Muaviye, bugün AKP’nin ilham aldığı şahsiyetlerden biridir. İslam Tarihinde “ilk Saray’ı yaptıran” da Muaviye’dir. Bu bakımdan Reis-i Cumhurun, Türkiye Cumhuriyeti tarihinde  “Saray”  yaptırarak içinde barınmaya çalışan ilk siyasetçi olması tesadüf değildir. Reis-i Cumhur, Muaviye’yi sevmezlik yapmaz, hatta Muaviye Ali’yi ne kadar seviyorsa, Reis-i Cumhur da en az onun kadar Ali’yi seviyordur, diyebiliriz. “ Alevilik, Ali’yi sevmekse ben Ali’yi Alevilerden daha fazla seviyorum” diyen Reis-i Cumhurun sevgisinin, Muaviye’nin Ali’ye olan sevgisinden eksik kalmadığını düşünsek, kendisine haksızlık etmiş olmayız.

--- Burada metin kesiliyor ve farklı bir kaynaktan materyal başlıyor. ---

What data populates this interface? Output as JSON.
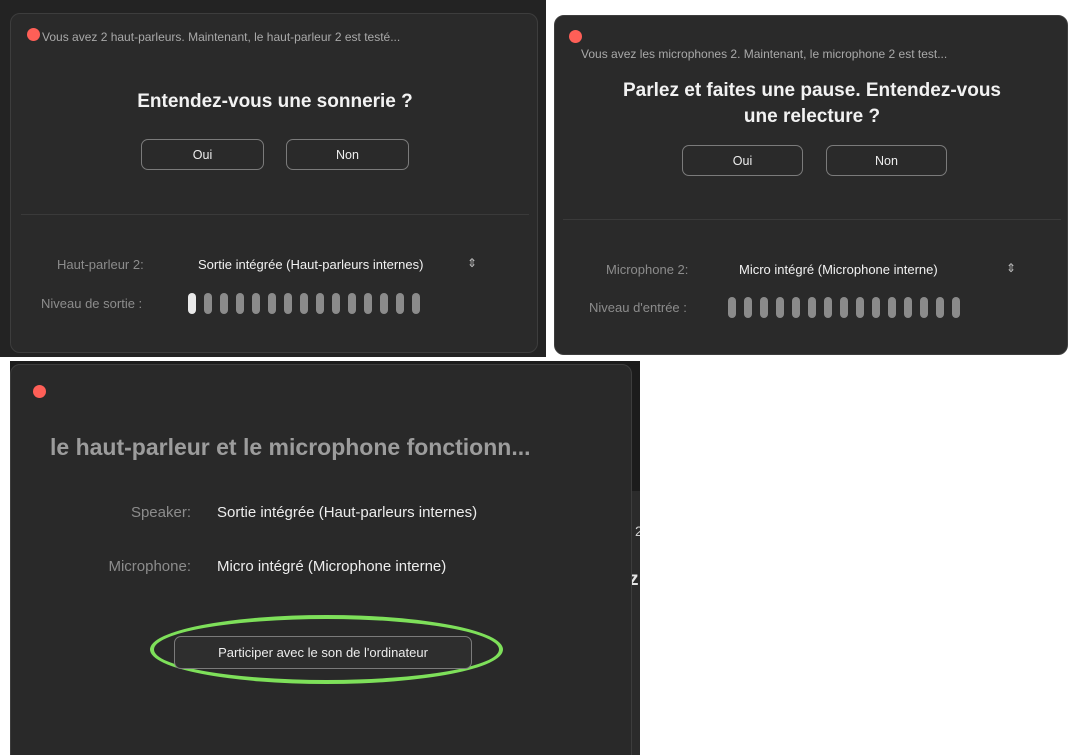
{
  "speaker_test": {
    "status": "Vous avez 2 haut-parleurs. Maintenant, le haut-parleur 2 est testé...",
    "question": "Entendez-vous une sonnerie ?",
    "yes_label": "Oui",
    "no_label": "Non",
    "device_label": "Haut-parleur 2:",
    "device_value": "Sortie intégrée (Haut-parleurs internes)",
    "level_label": "Niveau de sortie :",
    "level_segments_total": 15,
    "level_segments_active": 1
  },
  "mic_test": {
    "status": "Vous avez les microphones 2. Maintenant, le microphone 2 est test...",
    "question_line1": "Parlez et faites une pause. Entendez-vous",
    "question_line2": "une relecture ?",
    "yes_label": "Oui",
    "no_label": "Non",
    "device_label": "Microphone 2:",
    "device_value": "Micro intégré (Microphone interne)",
    "level_label": "Niveau d'entrée :",
    "level_segments_total": 15,
    "level_segments_active": 0
  },
  "result": {
    "title": "le haut-parleur et le microphone fonctionn...",
    "speaker_label": "Speaker:",
    "speaker_value": "Sortie intégrée (Haut-parleurs internes)",
    "microphone_label": "Microphone:",
    "microphone_value": "Micro intégré (Microphone interne)",
    "join_button": "Participer avec le son de l'ordinateur",
    "edge_fragment_1": "2",
    "edge_fragment_2": "z"
  },
  "colors": {
    "close_button": "#fe5f57",
    "highlight": "#7ee05a",
    "meter_active": "#e9e9e9",
    "meter_inactive": "#8b8b8b"
  },
  "icons": {
    "close": "close-dot-icon",
    "select_chevron": "up-down-chevron-icon"
  }
}
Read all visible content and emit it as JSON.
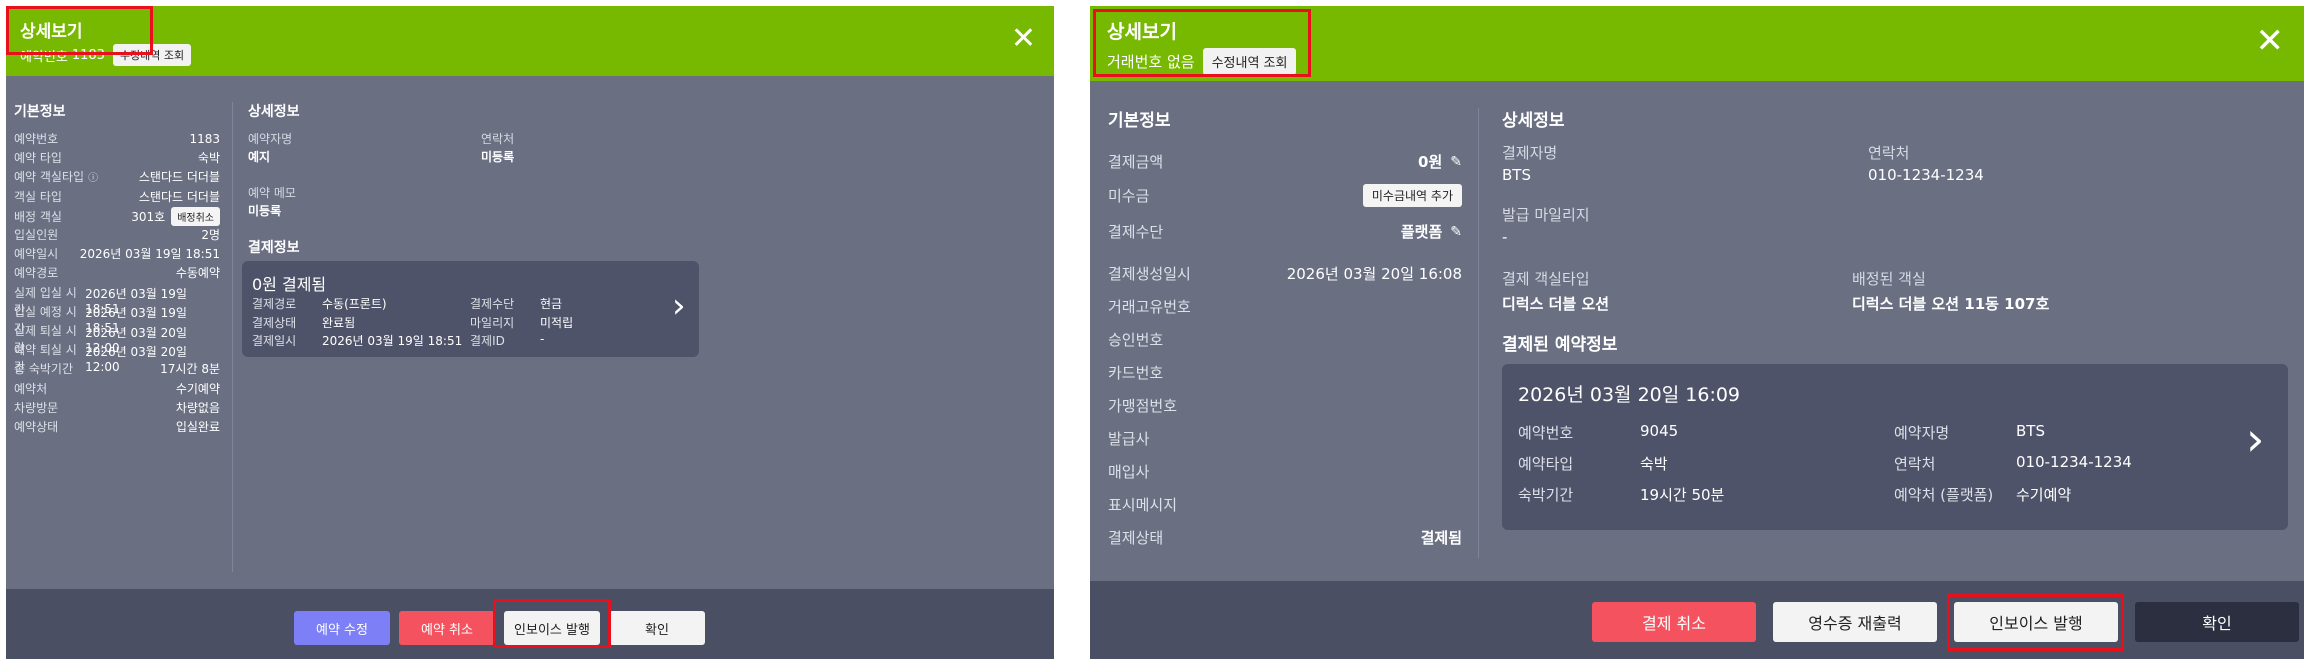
{
  "left": {
    "title": "상세보기",
    "sub_label": "예약번호",
    "sub_value": "1183",
    "history_btn": "수정내역 조회",
    "close_icon": "✕",
    "basic_title": "기본정보",
    "rows": [
      {
        "label": "예약번호",
        "value": "1183"
      },
      {
        "label": "예약 타입",
        "value": "숙박"
      },
      {
        "label": "예약 객실타입",
        "value": "스탠다드 더더블"
      },
      {
        "label": "객실 타입",
        "value": "스탠다드 더더블"
      },
      {
        "label": "배정 객실",
        "value": "301호"
      },
      {
        "label": "입실인원",
        "value": "2명"
      },
      {
        "label": "예약일시",
        "value": "2026년 03월 19일 18:51"
      },
      {
        "label": "예약경로",
        "value": "수동예약"
      },
      {
        "label": "실제 입실 시간",
        "value": "2026년 03월 19일 18:51"
      },
      {
        "label": "입실 예정 시간",
        "value": "2026년 03월 19일 18:51"
      },
      {
        "label": "실제 퇴실 시간",
        "value": "2026년 03월 20일 12:00"
      },
      {
        "label": "예약 퇴실 시간",
        "value": "2026년 03월 20일 12:00"
      },
      {
        "label": "총 숙박기간",
        "value": "17시간 8분"
      },
      {
        "label": "예약처",
        "value": "수기예약"
      },
      {
        "label": "차량방문",
        "value": "차량없음"
      },
      {
        "label": "예약상태",
        "value": "입실완료"
      }
    ],
    "info_icon": "ⓘ",
    "assign_cancel_btn": "배정취소",
    "detail_title": "상세정보",
    "name_label": "예약자명",
    "name_value": "예지",
    "contact_label": "연락처",
    "contact_value": "미등록",
    "memo_label": "예약 메모",
    "memo_value": "미등록",
    "payment_title": "결제정보",
    "card_title": "0원 결제됨",
    "card_rows": [
      {
        "label": "결제경로",
        "value": "수동(프론트)",
        "label2": "결제수단",
        "value2": "현금"
      },
      {
        "label": "결제상태",
        "value": "완료됨",
        "label2": "마일리지",
        "value2": "미적립"
      },
      {
        "label": "결제일시",
        "value": "2026년 03월 19일 18:51",
        "label2": "결제ID",
        "value2": "-"
      }
    ],
    "chevron_icon": "›",
    "buttons": {
      "edit": "예약 수정",
      "cancel": "예약 취소",
      "invoice": "인보이스 발행",
      "confirm": "확인"
    },
    "colors": {
      "header": "#76b900",
      "body": "#6a6f82",
      "card": "#4f5369",
      "highlight": "#e8101d"
    }
  },
  "right": {
    "title": "상세보기",
    "sub_text": "거래번호 없음",
    "history_btn": "수정내역 조회",
    "close_icon": "✕",
    "basic_title": "기본정보",
    "rows": [
      {
        "label": "결제금액",
        "value": "0원"
      },
      {
        "label": "미수금",
        "value": ""
      },
      {
        "label": "결제수단",
        "value": "플랫폼"
      },
      {
        "label": "결제생성일시",
        "value": "2026년 03월 20일 16:08"
      },
      {
        "label": "거래고유번호",
        "value": ""
      },
      {
        "label": "승인번호",
        "value": ""
      },
      {
        "label": "카드번호",
        "value": ""
      },
      {
        "label": "가맹점번호",
        "value": ""
      },
      {
        "label": "발급사",
        "value": ""
      },
      {
        "label": "매입사",
        "value": ""
      },
      {
        "label": "표시메시지",
        "value": ""
      },
      {
        "label": "결제상태",
        "value": "결제됨"
      }
    ],
    "pencil_icon": "✎",
    "unpaid_add_btn": "미수금내역 추가",
    "detail_title": "상세정보",
    "payer_label": "결제자명",
    "payer_value": "BTS",
    "contact_label": "연락처",
    "contact_value": "010-1234-1234",
    "mileage_label": "발급 마일리지",
    "mileage_value": "-",
    "roomtype_label": "결제 객실타입",
    "roomtype_value": "디럭스 더블 오션",
    "assigned_label": "배정된 객실",
    "assigned_value": "디럭스 더블 오션 11동 107호",
    "reservation_title": "결제된 예약정보",
    "card_title": "2026년 03월 20일 16:09",
    "card_rows": [
      {
        "label": "예약번호",
        "value": "9045",
        "label2": "예약자명",
        "value2": "BTS"
      },
      {
        "label": "예약타입",
        "value": "숙박",
        "label2": "연락처",
        "value2": "010-1234-1234"
      },
      {
        "label": "숙박기간",
        "value": "19시간 50분",
        "label2": "예약처 (플랫폼)",
        "value2": "수기예약"
      }
    ],
    "chevron_icon": "›",
    "buttons": {
      "cancel": "결제 취소",
      "reprint": "영수증 재출력",
      "invoice": "인보이스 발행",
      "confirm": "확인"
    }
  }
}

Bugün HDP’nin, HDP dışında başında “ Dersimli Kemal’in”  bulunduğu CHP’nin maruz kalacağı en büyük tehlike “ Hakem Olayıdır “. Tarafsız Reis-i Cumhur’un ve AKP’nin, CHP ve HDP ile girdiği her diyalogun sonu tedbirli davranılmazsa, 7 Haziran zaferinin  “ koalisyon görüşmeleri “ adı altında  “Hakem Olayına”  dönme ihtimalidir.

Nasıl ki Muaviye , “ Hakem Görüşmeleri” sırasında Ali’nin ordusunda bölünmeler yaratmak için çok çaba sarf etmiş ve netice de Ali’nin safları dağılmışsa, AKP’de aynı taktiği CHP ve HDP üzerinde denemektedir. AKP, bu her iki partide çeşitli kesimleri birbiriyle ittifaktan vaz geçirerek parti içinde kavga yaratacak, bölünme yaratacak şahsiyetleri ön plana çıkarmaya çalışacaktır. CHP içinden “ Deniz Baykal”  işte bu “psikolojik yıpratmanın” ilk unsuru olarak, CHP’de ki dağılmayı hızlandırmak için seçilmiştir.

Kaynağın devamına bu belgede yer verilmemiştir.